Una imagen es tanto un texto como un texto es una imagen. ¿Pero cuáles son sus posibilidades al ser el reflejo del otro? Las últimas adaptaciones a lenguajes audiovisuales de grandes obras de la literatura latinoamericana dejan una que otra pregunta: ¿cómo pueden las películas o las series adaptar algo de las novelas que nos han cambiado la vida?

Pienso entonces en la relación tan obvia pero tan difícil entre forma y contenido.

Una estructura que no concuerde con aquello que enuncia se siente hueca, como impostada. En la novela Cien años de soledad la estructura delirante da cuenta de un mundo que nace y muere dentro de su obra al mismo tiempo (Vargas Llosa la llamó “novela caníbal” y “novela total” en su Historia de un deicidio). En la novela de Pedro Páramo, por su parte, la estructura laberíntica hace que el lector se engañe como se engaña Juan Preciado entre el mundo de los vivos y el mundo de los muertos.

Ahora Pedro páramo y Cien años de soledad pueden verse en pantalla (siempre y cuando se tenga una pantalla y siempre y cuando haya una cuenta de Netflix; sigue siendo menos complicado abrir un libro). Por un lado, en la película Pedro Páramo la forma se corresponde con el contenido: los colores fríos del presente muerto contrastan con los colores cálidos del pasado vivo. Restos de la lectura de la novela -ese hálito depresivo, esa depresión tan incesante- se quedan en uno.

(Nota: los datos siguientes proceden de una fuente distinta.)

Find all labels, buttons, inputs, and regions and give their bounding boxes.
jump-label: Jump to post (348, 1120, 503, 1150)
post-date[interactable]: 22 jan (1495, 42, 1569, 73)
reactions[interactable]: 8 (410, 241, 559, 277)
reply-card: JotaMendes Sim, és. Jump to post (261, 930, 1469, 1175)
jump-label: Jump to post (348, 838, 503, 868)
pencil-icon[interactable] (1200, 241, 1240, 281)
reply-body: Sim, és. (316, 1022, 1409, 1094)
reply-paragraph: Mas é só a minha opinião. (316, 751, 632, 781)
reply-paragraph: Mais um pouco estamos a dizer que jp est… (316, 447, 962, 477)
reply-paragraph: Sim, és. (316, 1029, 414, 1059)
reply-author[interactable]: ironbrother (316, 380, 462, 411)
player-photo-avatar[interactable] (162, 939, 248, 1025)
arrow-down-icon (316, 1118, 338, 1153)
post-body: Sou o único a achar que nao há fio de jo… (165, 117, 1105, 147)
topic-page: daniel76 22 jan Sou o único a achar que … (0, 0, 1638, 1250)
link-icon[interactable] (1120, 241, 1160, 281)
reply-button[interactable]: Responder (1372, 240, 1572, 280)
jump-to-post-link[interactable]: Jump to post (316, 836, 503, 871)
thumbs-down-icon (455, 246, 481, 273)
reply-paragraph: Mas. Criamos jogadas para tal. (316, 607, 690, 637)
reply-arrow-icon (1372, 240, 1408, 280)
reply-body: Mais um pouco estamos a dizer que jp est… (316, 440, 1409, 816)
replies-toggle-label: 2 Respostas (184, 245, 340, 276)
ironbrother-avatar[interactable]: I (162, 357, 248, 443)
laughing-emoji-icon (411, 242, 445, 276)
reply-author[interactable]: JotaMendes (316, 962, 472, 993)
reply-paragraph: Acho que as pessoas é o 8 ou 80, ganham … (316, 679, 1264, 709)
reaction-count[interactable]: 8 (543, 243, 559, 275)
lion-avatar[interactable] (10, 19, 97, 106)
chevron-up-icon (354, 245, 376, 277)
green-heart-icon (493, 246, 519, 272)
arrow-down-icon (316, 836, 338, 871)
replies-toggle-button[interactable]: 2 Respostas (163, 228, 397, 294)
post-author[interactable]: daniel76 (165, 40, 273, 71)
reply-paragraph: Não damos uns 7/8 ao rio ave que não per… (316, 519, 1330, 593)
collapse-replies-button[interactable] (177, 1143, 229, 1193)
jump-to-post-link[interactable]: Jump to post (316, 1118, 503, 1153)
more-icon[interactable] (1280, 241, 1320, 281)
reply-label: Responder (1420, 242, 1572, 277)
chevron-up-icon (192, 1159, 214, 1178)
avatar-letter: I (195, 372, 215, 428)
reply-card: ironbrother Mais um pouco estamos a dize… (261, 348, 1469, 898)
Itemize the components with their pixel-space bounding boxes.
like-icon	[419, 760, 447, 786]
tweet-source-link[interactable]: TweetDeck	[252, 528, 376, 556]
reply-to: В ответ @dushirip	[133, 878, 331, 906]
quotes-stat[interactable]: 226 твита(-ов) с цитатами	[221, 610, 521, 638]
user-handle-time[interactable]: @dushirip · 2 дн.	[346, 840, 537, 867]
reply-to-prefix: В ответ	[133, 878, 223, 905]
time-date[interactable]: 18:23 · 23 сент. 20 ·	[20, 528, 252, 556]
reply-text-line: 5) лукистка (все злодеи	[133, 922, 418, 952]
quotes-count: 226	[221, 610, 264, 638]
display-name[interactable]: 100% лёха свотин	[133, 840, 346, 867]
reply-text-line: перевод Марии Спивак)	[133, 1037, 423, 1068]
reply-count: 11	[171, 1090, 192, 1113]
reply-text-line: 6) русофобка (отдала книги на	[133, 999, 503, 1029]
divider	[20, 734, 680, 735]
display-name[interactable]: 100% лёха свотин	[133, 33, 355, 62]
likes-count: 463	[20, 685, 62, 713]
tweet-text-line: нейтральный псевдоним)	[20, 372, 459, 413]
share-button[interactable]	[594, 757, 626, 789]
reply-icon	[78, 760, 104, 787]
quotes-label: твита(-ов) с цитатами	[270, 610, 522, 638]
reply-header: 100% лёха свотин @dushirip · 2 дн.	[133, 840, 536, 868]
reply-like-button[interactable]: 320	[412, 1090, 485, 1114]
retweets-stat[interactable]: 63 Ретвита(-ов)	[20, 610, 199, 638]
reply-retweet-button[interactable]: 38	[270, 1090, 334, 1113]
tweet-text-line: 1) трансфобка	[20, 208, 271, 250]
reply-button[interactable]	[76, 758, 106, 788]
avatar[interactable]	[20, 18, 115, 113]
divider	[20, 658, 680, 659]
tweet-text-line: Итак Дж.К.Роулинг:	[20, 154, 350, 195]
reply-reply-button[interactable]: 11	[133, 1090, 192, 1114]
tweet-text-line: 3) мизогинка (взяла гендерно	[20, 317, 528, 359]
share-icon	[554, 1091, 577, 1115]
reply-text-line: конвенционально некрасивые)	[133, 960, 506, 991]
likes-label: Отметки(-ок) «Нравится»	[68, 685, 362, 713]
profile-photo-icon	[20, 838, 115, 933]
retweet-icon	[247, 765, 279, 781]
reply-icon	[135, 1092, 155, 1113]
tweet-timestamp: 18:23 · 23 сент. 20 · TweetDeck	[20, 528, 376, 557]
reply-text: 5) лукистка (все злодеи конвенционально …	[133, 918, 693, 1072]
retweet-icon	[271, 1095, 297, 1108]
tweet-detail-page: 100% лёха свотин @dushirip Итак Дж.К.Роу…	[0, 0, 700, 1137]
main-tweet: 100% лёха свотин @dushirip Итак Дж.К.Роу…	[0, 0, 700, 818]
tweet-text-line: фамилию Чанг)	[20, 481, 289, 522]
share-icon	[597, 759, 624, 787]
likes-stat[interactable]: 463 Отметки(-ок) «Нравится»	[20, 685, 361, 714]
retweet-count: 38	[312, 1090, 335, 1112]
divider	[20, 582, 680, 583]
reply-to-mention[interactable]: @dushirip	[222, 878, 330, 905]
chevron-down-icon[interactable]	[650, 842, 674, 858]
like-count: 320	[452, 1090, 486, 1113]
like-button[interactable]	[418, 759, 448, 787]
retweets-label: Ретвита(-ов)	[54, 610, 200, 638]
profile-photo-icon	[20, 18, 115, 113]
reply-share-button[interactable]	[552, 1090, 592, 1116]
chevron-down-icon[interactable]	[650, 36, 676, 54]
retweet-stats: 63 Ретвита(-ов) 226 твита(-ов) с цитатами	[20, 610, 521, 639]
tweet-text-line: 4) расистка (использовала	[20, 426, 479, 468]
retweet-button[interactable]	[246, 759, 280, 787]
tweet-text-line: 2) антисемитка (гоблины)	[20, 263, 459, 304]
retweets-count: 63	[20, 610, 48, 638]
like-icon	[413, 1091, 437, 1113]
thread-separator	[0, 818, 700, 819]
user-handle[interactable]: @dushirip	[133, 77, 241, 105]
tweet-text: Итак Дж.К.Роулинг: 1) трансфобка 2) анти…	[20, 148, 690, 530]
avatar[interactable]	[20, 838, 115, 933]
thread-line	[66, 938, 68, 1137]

Con Cien años de soledad no sucede lo mismo (por lo menos en los tres primeros episodios que hasta ahora veo, dirigidos por Alex García López): la estructura sigue la línea cronológica de los acontecimientos desde José Arcadio Buendía y Úrsula Iguarán (con excepción de algunos juegos de tiempos). Deja de sentirse lo que tantos han llamado como una especie de torrente bíblico en que la realidad se sacude solo por la cadencia de las frases. A veces las escenas o los diálogos en la serie pierden verosimilitud que en la novela la otorga la música extraña de las palabras.

Aunque, gústenos o no, ambas adaptaciones renovarán estos mitos latinoamericanos. Muchos lectores que no han leído -ni leerán- las obras también se enterarán de por qué de muchas maneras la una como la otra aún nos siguen nombrando, aún nos siguen cambiando la vida. Habrá que ver lo que surge de todo esto y para qué se proyectan películas y series de obras maestras, como no sea para llenar aeropuertos y estaciones de buses y de metros con publicidades de Netflix.

¿Veremos, sin embargo, que Macondo se volverá cada vez más McCondo? ¿Pronto construirán un parque temático en las instalaciones donde se filma la serie -a lo Universal o Disney-? ¿Y allí habrá atracciones de Mauricio Babilonia y se venderán los pescaditos de oro y las mariposas amarillas en dólares? ¿Y los libros de Cien años de soledad solo serán una decoración y quedarán condenados al olvido en su propia creación como la culebra que se come la cola?

Solo me resta decir que la última columna del año se la dedico al lector que en su fuero interno impedirá que Macondo se convierta en otro triste Encanto.